Syria subsequently occupied the entirety of Lebanon, to reduce the influence of uncontrollable Palestinian groups, thus protecting Lebanon’s Maronite Christian population. Syria later withdrew from Lebanon in 2005 as a result of the Cedar Revolution, which was sparked by the assassination of the former Lebanese Prime Minister, Rafik Hariri.
The formation of Syria’s strong political ties with Iran is often incorrectly assumed to be based on similarities between the religions of the Iranian government, and President Hafez al-Assad.
In actuality, religion had no bearing on the matter, and isn’t the reason for Iran’s continued support to Syria throughout its ongoing civil war.
Syria’s decision to side against Saddam Hussein in the Iran-Iraq War, in which he attempted to invade Iran, signaled the inception of cooperation between the two nations.
In a bid to reduce Saddam’s ability to fund the invasion of Iran, Syria closed the strategic Kirkuk-Banias crude oil pipeline. According to estimates, this reduced Iraq’s oil revenue by around US$5 billion per month, putting Syria at odds with one of the most powerful nations in the region.
“There will come a day when Iran will stand by us when all the Arabs will be conspiring against us,” Hafez al-Assad famously said, justifying his support of Iran.
It can be argued that the raging war in Syria stands testament to his statement, which was made decades ago.
Meanwhile, despite Saddam Hussein’s alleged use of chemical WMDs, the vast majority of countries in the region supported his efforts and anti-Iran sentiment, with Saudi Arabia providing approximately US$1 billion to Iraq per month, according to a book published by Harvey Morris and John Bulloch, titled The Gulf War: Its Origins, History and Consequences. The US and many European countries played a different role, supplying the Iraqi Armed Forces with armaments.

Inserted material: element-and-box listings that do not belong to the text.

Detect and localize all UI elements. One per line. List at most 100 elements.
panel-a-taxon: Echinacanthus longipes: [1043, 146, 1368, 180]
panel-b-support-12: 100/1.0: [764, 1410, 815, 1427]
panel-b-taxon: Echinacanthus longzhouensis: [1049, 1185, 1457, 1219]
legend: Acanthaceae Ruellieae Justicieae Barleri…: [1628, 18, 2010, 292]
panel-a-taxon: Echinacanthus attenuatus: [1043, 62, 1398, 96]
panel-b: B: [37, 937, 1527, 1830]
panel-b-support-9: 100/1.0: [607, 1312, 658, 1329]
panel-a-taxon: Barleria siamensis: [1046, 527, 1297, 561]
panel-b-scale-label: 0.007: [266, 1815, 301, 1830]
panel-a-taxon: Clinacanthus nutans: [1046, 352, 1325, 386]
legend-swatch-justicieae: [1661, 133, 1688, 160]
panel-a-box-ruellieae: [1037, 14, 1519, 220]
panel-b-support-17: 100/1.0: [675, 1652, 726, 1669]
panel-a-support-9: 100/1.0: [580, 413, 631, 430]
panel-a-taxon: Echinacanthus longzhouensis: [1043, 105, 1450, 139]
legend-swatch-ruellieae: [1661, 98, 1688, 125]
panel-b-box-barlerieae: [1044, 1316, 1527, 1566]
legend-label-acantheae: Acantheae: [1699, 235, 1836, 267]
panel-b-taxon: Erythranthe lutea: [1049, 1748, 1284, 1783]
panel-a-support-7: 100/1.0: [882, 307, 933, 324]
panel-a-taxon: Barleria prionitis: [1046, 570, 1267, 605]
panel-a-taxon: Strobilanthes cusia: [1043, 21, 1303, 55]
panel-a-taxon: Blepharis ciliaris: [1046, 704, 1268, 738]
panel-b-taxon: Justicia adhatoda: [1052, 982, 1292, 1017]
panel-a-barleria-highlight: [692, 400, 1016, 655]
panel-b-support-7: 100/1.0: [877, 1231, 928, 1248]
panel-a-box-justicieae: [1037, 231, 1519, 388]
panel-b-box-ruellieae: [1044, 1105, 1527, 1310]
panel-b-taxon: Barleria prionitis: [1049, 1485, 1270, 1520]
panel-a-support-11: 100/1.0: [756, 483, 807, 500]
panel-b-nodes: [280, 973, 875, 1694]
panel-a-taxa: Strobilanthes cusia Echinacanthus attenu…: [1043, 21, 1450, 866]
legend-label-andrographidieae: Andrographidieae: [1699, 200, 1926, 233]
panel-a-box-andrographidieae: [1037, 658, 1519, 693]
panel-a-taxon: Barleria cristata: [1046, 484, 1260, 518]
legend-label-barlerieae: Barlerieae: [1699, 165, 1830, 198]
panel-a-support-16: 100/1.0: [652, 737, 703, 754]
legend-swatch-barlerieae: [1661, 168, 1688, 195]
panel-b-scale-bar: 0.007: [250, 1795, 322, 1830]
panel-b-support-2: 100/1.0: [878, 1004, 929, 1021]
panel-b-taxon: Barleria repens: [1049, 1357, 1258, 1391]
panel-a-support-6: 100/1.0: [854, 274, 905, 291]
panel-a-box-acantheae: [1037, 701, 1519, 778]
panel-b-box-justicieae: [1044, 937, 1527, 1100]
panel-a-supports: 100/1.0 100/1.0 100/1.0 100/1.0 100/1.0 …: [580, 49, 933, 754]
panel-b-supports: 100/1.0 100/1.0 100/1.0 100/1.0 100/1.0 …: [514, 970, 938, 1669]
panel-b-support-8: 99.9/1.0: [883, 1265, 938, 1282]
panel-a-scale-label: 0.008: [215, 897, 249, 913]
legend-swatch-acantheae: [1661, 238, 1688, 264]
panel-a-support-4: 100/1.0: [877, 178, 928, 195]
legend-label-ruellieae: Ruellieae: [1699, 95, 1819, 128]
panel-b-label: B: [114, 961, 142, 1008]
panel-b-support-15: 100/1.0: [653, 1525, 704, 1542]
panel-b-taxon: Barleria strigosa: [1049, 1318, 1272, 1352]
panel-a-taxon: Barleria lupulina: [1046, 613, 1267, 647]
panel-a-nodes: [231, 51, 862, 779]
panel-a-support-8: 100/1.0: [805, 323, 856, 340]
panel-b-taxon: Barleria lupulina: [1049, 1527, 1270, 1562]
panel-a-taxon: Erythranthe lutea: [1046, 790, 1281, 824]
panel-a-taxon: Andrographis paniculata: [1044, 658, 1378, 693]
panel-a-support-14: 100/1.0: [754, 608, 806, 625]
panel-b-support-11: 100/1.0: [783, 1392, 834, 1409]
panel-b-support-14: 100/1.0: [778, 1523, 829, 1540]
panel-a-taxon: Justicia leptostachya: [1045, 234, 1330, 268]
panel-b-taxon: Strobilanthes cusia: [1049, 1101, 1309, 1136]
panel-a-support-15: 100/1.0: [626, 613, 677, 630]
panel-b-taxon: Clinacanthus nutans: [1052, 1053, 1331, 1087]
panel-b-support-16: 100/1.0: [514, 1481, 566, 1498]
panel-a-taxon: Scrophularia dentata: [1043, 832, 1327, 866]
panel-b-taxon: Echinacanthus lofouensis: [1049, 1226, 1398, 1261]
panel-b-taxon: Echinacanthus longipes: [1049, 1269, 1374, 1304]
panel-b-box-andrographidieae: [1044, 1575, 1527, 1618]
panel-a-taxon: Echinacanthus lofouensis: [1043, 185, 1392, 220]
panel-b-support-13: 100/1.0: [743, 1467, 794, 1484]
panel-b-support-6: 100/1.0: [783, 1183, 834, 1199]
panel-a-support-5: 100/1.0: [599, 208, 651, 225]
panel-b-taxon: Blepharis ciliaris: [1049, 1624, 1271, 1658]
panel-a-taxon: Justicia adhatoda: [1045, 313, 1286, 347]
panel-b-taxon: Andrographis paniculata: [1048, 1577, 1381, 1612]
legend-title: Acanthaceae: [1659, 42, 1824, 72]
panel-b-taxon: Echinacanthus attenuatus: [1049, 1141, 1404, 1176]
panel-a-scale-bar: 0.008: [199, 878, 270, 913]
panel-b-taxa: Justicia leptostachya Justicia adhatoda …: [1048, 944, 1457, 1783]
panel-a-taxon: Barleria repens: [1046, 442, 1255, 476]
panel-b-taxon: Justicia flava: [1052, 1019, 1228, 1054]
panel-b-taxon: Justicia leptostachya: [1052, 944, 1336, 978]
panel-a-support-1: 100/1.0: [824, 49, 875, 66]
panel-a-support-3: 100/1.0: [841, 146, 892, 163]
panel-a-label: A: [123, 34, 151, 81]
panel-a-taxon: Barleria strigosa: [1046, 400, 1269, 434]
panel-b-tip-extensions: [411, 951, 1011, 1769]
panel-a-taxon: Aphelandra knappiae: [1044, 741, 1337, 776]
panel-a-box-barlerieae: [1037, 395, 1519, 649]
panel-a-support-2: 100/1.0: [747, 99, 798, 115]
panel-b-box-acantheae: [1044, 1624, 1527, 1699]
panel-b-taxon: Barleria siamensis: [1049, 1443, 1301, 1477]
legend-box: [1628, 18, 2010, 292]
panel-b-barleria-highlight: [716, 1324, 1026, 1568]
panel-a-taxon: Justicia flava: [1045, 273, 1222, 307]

Syria’s foreign policy has been fairly consistent, with the Arab state maintaining strong ties with Iran, the Russian Federation, and remaining steadfastly opposed to Zionism.
President Assad has also proven to be willing to make necessary adjustments, with the Syrian Army’s intervention in Lebanon against an ally serving as the best example of his pragmatic and adaptable approach.
Such pragmatism is necessary to end the crisis in Syria; backers of the armed opposition need to accept that only President Bashar al-Assad and his secular government are able to end this war in a timely-fashion, with a satisfactory outcome.
There has been some indication of this occurring, with France, one of Assad’s strongest critics, softening its stance as a result of its newly elected president’s better understanding of the situation.